In 1966, with the Vietnam War dragging on, then-Sen. George Aiken (R-Vt.) was asked for his opinion about the future of U.S. policy in the region. The Vermont Republican gave a relatively long, thoughtful answer about the United States "could well declare unilaterally ... that we have 'won' in the sense that our armed forces are in control of most of the field and no potential enemy is in a position to establish its authority over South Vietnam."
The front-page headline in the New York Times read the next day, "Aiken Suggests U.S. Say It Has Won the War." In time, the public's understanding of the senator's position evolved into a convenient catchphrase -- "Declare victory and go home" -- which Aiken never actually said.
Yesterday, Russian President Vladimir Putin announced unexpectedly that he's withdrawing troops from Syria -- in effect, declaring victory and going home.
The headline in Politico this morning said the Russian autocrat "outfoxed" the Obama White House "again." The obvious problem with a headline like this is the odd assumption that Putin has ever outfoxed the U.S. president -- because by all appearances, Putin's track record against Obama is roughly 0-for-forever, conservative admiration for the Russian leader notwithstanding.
The less-obvious problem is the assumption that yesterday's developments were the result of a successful Putin mission, but that's not really what happened.
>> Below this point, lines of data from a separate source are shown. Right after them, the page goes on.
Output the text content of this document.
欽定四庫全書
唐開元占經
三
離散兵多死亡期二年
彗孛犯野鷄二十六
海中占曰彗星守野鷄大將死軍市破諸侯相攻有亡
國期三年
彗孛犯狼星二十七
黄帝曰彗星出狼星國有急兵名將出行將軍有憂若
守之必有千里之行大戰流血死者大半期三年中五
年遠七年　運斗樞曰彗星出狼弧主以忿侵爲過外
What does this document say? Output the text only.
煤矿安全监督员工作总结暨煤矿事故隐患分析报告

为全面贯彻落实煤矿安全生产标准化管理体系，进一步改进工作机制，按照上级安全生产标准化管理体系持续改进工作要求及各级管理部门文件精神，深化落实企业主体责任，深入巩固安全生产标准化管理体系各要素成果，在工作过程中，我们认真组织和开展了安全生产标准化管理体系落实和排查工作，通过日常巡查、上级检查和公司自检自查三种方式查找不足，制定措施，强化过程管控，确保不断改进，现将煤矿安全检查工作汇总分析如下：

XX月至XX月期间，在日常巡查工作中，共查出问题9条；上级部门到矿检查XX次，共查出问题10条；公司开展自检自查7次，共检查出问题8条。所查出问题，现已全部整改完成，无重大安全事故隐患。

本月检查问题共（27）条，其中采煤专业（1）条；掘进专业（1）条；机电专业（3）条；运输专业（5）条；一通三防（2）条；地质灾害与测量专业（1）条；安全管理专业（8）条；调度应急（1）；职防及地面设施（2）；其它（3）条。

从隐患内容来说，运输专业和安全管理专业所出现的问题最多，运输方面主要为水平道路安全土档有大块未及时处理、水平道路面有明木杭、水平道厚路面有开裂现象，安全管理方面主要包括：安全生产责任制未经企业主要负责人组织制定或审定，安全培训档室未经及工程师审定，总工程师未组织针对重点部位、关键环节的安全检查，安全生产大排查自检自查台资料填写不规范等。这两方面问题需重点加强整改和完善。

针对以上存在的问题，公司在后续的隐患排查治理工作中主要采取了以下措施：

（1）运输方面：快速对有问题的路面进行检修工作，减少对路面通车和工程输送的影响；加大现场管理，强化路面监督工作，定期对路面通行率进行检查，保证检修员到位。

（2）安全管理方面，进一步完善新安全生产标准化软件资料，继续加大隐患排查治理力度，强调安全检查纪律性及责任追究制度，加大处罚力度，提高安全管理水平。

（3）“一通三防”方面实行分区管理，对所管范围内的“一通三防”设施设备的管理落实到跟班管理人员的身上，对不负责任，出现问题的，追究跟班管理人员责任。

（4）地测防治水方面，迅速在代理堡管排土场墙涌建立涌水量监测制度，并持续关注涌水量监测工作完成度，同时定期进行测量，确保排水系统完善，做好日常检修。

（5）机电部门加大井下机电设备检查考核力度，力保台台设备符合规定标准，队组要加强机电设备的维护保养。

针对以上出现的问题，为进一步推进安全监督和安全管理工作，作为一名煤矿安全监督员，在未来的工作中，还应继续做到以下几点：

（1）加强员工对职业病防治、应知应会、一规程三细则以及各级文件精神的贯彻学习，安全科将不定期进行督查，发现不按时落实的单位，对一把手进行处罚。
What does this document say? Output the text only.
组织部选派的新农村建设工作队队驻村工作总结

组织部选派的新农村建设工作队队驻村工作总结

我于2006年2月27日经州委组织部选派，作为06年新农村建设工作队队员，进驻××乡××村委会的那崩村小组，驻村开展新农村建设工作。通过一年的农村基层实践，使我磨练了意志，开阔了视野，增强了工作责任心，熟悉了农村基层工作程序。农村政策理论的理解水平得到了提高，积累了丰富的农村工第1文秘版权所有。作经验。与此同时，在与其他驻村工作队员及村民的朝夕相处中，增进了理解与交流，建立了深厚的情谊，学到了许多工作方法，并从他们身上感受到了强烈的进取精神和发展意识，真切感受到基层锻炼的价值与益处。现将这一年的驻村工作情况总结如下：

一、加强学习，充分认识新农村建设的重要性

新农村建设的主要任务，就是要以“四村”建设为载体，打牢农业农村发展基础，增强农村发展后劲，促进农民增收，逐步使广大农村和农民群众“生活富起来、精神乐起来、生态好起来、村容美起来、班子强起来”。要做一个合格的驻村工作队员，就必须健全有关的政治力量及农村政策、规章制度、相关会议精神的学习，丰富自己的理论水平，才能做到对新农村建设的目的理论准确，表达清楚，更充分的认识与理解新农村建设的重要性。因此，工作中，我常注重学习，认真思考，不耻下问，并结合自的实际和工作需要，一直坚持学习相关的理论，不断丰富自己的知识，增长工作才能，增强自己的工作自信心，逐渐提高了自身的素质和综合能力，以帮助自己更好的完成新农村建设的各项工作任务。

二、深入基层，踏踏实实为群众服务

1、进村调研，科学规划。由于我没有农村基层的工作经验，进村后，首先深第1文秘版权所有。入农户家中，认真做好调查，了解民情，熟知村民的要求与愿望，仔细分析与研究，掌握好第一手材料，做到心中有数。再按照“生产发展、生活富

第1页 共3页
Let's not forget that when Russia launched its offensive in Syria, Putin envisioned a "decisive three-month offensive producing major territorial gains for the Syrian regime." That was the expectation in September, but those "major territorial gains" simply never occurred. Take a look at the maps Mother Jones' Kevin Drum posted showing Syrian land controlled by the Assad government now as compared to seven months ago. If the two side-by-side images look practically identical, that's because they are.
The New York Times' report added that Russia is "also facing deepening economic problems caused by the collapse in global oil prices, and the announcement may reflect Mr. Putin's desire to declare victory and extricate his country from a costly military venture."
To see this as a Russian triumph is to overlook every relevant detail. Putin bought Assad some time -- propping up an ally in the midst of a brutal civil war -- but military intervention proved to be vastly more difficult than the Russian president expected and produced little of the intended goals. By withdrawing, Putin is cutting his losses, so he can redirect his attention at some of his other pending messes.
That said, there was also the possibility of a broader proxy war in Syria, with Putin backing Assad and the U.S. backing some (but not all) of Syria's rebels. With Russia scaling back and U.N. talks underway, that crisis now appears far less likely.